RCIPS end of year statistics were not available at press time.
An open records request made by the Observer on Sunday for this article showed that 427 burglary reports had been received by the police service. The largest number of reports came from George Town district (298), followed by West Bay (58), Bodden Town (40), North Side (17), East End (16), and Little Cayman (1).
Police officials said the reason for the discrepancy is that individuals report crimes as burglaries that may turn out to be thefts or even robberies upon further investigation.
For instance, thefts in August at the Every Bloomin’ Thing store in George Town would not be considered burglaries because the suspects broke into trucks outside the store, not the business itself.
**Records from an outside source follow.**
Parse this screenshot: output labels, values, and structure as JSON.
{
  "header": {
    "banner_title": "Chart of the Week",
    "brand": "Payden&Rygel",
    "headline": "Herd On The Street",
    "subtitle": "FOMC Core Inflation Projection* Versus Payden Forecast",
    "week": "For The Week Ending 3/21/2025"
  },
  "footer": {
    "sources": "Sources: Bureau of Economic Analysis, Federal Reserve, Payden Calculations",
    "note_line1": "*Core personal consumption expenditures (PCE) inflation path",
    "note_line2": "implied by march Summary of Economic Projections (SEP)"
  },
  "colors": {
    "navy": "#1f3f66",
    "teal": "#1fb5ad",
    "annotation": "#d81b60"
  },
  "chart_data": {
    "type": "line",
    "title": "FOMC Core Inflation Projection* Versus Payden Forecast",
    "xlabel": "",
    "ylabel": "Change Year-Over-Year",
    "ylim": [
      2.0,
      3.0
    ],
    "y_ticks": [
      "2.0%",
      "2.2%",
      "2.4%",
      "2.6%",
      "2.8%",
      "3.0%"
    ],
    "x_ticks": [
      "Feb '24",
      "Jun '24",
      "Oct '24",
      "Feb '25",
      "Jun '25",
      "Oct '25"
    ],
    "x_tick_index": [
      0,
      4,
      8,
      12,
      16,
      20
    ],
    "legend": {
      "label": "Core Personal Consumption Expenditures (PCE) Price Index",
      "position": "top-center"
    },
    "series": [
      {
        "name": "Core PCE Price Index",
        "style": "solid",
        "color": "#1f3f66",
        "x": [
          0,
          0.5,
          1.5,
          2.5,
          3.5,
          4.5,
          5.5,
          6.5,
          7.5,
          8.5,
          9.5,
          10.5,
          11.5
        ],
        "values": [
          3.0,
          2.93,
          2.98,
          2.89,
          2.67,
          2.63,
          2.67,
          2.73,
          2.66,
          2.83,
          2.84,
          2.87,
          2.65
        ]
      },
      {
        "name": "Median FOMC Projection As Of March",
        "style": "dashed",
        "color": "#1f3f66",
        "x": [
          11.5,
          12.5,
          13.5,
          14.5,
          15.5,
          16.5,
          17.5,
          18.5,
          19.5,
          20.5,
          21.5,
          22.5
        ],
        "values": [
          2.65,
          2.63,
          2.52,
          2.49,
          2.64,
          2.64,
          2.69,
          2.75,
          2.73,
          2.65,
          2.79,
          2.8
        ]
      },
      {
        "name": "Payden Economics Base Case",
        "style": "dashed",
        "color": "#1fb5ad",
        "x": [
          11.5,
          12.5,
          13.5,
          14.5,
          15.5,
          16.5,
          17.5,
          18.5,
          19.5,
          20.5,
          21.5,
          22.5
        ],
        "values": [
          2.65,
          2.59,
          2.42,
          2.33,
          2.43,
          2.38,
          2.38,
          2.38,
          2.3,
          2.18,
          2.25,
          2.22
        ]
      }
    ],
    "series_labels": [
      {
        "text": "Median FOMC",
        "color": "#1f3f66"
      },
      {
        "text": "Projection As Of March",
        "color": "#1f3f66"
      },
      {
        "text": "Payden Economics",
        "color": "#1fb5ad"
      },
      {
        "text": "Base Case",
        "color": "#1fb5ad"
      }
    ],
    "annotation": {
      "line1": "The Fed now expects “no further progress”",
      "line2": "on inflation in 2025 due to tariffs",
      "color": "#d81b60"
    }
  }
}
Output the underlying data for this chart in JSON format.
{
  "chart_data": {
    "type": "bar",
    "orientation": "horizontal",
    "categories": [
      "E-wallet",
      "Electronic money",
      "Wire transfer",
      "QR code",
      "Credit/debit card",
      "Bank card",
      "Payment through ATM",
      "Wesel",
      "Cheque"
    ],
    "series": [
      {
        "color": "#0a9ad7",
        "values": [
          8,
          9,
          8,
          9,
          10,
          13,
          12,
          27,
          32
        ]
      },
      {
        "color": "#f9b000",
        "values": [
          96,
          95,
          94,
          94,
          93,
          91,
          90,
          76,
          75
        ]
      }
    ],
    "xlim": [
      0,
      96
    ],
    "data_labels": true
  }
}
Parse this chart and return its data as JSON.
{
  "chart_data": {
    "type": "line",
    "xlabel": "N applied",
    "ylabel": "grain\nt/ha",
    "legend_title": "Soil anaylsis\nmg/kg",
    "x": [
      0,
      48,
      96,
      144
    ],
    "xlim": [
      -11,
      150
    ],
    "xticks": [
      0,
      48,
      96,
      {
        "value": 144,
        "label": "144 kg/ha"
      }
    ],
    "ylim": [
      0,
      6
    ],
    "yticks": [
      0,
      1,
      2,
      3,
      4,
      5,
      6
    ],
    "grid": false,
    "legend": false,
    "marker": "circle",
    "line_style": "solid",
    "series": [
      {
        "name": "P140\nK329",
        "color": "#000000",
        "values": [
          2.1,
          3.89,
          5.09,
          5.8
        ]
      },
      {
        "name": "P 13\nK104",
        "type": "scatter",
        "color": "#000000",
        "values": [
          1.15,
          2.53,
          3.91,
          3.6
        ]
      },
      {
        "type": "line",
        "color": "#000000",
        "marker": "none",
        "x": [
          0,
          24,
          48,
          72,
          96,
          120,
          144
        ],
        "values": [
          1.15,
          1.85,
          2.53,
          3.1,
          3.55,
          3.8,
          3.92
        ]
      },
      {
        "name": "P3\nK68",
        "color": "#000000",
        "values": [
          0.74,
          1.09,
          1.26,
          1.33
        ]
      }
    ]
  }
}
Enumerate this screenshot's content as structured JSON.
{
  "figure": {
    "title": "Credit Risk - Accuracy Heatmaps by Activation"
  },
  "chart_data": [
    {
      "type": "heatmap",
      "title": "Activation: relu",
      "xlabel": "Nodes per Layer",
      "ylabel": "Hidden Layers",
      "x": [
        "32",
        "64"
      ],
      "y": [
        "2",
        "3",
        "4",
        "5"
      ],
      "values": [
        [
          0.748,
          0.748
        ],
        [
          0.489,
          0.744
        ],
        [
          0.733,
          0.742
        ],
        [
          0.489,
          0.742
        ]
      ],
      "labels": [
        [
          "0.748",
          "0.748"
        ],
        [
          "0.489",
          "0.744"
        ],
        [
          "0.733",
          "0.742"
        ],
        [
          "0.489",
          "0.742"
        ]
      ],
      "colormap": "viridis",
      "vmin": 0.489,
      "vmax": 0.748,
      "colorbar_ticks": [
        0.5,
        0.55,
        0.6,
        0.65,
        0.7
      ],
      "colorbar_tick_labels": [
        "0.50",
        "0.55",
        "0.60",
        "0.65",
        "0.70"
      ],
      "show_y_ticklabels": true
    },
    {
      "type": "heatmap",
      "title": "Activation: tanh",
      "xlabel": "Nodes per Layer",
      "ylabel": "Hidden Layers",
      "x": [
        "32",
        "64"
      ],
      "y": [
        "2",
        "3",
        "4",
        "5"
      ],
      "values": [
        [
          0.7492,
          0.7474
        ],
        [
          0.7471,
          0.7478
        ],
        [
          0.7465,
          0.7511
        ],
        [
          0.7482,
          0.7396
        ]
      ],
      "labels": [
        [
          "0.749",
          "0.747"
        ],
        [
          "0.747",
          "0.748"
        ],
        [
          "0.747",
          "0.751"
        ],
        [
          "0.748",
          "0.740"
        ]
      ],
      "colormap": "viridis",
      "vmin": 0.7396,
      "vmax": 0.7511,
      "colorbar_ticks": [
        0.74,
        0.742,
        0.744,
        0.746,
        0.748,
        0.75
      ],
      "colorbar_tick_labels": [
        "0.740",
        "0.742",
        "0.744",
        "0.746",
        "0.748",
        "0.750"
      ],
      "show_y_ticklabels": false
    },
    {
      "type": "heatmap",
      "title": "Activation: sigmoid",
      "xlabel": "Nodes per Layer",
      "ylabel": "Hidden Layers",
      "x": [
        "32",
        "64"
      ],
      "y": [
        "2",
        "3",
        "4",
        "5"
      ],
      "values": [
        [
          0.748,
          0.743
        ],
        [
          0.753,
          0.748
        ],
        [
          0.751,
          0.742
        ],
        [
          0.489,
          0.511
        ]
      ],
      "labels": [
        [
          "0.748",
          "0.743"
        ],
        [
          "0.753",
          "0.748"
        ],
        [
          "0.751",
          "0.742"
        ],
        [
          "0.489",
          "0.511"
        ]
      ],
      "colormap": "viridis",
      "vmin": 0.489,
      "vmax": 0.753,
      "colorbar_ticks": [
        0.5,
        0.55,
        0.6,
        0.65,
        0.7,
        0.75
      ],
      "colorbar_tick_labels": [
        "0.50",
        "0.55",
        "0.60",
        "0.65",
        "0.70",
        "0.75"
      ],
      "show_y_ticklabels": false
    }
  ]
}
The suspects took about $15,000 worth of specialised gardening equipment was taken from inside two box trucks parked in the fenced lot of Every Bloomin’ Thing on Crewe Road in the incident.
EBT Landscaping Manager Scott Daniels said it’s not just the business that is affected by such incidents. In fact, he said the workers that Every Bloomin’ Thing employs will likely find themselves far worse off than the store.
Residents became increasingly concerned at the level of violence being shown during attempted burglaries and robberies in 2009.
In late July, officers reported an attempted break -in during which a man was assaulted by two men in the front doorway of his South Church Street home – one of those suspects was wielding a machete.
The assault victim, who has not been identified by the Cayman Free Press, said the incident on 27 July has changed his view of Cayman in the long-term.
‘We like this complex and have decided we’d like to stay here,’ the victim said in an interview. ‘But there are other considerations. Let’s say I had to go out of town for business. I wouldn’t want to leave my wife here.
‘My longer-term view of Cayman is different,’ the victim said. ‘The level of crime and the type of crime, if you project that five or 10 years down the road…this is not a place we’d want to live.’
An emphatic point was put on the growing problem in the first week of August when more than a dozen burglaries occurred in the space of less than 24 hours at local businesses and homes. The victims included a woman home alone, venerated tourism locations and even a local music store where owner Curtis Barnett had his laptop stolen.
RCIPS has vowed to crack down on the spate of burglaries across the Cayman Islands with a number of measures including road blocks in burglary ‘hot-spots’ and increased focus on repeat offenders.